One of the enrollees in the “Put Your Skills to Work” class was Georgina, a single mom and a Hispanic. She and her six-month-old and four-year-old children were living with two other families—three families in one household with several kids.

Georgina had more skills than many people in the class. In her native Mexico she had about two years of post-high school technical training in a paint testing lab, and she worked for a business that made diamond drills for petroleum drilling.

After moving to Idaho she got a job at a metal fabrication business. She walked to work because her car didn’t run. She also walked about 11 blocks to the classes, carrying her infant and holding the hand of her four-year-old. “She never missed a class,” said Linda Gossett, a University of Idaho extension educator and one of the instructors.

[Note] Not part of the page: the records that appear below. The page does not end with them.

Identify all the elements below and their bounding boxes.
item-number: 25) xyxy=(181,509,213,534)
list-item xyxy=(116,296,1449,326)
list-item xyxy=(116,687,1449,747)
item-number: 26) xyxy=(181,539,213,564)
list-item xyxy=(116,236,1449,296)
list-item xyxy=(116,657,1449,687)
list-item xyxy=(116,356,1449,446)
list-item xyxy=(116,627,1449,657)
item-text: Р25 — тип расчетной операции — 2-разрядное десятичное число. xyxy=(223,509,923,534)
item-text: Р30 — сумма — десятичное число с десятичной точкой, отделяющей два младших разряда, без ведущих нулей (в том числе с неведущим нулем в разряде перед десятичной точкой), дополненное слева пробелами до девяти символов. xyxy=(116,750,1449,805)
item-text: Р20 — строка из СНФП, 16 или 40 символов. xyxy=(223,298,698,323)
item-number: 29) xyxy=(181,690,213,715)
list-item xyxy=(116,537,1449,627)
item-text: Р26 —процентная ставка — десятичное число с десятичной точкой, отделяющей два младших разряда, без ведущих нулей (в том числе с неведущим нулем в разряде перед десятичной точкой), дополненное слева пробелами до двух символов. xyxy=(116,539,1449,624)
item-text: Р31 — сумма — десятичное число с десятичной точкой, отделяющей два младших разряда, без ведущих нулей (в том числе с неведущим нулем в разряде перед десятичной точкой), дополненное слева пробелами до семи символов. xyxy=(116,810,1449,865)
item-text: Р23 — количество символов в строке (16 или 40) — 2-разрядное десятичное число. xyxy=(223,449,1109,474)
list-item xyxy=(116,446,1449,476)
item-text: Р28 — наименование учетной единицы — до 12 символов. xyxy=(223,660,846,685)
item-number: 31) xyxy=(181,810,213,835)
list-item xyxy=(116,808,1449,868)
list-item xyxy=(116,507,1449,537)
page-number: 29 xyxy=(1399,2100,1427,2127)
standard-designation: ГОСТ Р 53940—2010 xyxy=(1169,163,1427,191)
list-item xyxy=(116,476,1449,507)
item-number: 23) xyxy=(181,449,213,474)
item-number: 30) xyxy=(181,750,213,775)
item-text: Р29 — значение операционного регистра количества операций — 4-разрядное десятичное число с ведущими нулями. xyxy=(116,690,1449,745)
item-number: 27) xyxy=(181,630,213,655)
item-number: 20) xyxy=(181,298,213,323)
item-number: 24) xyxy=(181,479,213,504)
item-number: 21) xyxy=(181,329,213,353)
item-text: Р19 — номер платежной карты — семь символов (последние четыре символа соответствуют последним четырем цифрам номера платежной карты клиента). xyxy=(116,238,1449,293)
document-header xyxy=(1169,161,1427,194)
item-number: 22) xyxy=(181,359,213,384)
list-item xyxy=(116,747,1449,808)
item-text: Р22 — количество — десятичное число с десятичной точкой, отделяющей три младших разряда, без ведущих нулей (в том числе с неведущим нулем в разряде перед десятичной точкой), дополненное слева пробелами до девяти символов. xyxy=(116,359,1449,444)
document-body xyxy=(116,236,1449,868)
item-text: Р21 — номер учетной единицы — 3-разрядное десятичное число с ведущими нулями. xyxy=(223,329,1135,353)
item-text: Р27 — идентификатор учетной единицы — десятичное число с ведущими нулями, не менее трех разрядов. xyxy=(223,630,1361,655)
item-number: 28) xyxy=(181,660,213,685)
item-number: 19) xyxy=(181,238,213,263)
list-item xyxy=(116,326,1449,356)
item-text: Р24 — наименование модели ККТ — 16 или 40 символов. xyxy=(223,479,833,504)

After working 15 months at the metal fabrication business and receiving good performance evaluations, she had not received a raise but was due one. She kept hearing that the boss forgot to give it to her.

Gossett counseled Georgina during the class breaks that she needed to talk to her boss about the raise and to tell him that she could use the extra money to repair her car so that she would not have to continue to walk to work.

“In the Mexican culture, women do not look men in the eye, and they don’t confront their bosses,” Gossett has learned from her years as an EFNEP (Expanded Food and Nutrition Education Program) coordinator who assists Hispanics.

On the night of the class graduation, Gossett talked to Georgina, who exclaimed, “I got my raise!”

“What did you do?” Gossett asked.
“I talked to my boss,” a beaming Georgina said proudly.

Although by this time it was four months after the promise of a raise, it was a milestone for Georgina—and for the UI extension educator.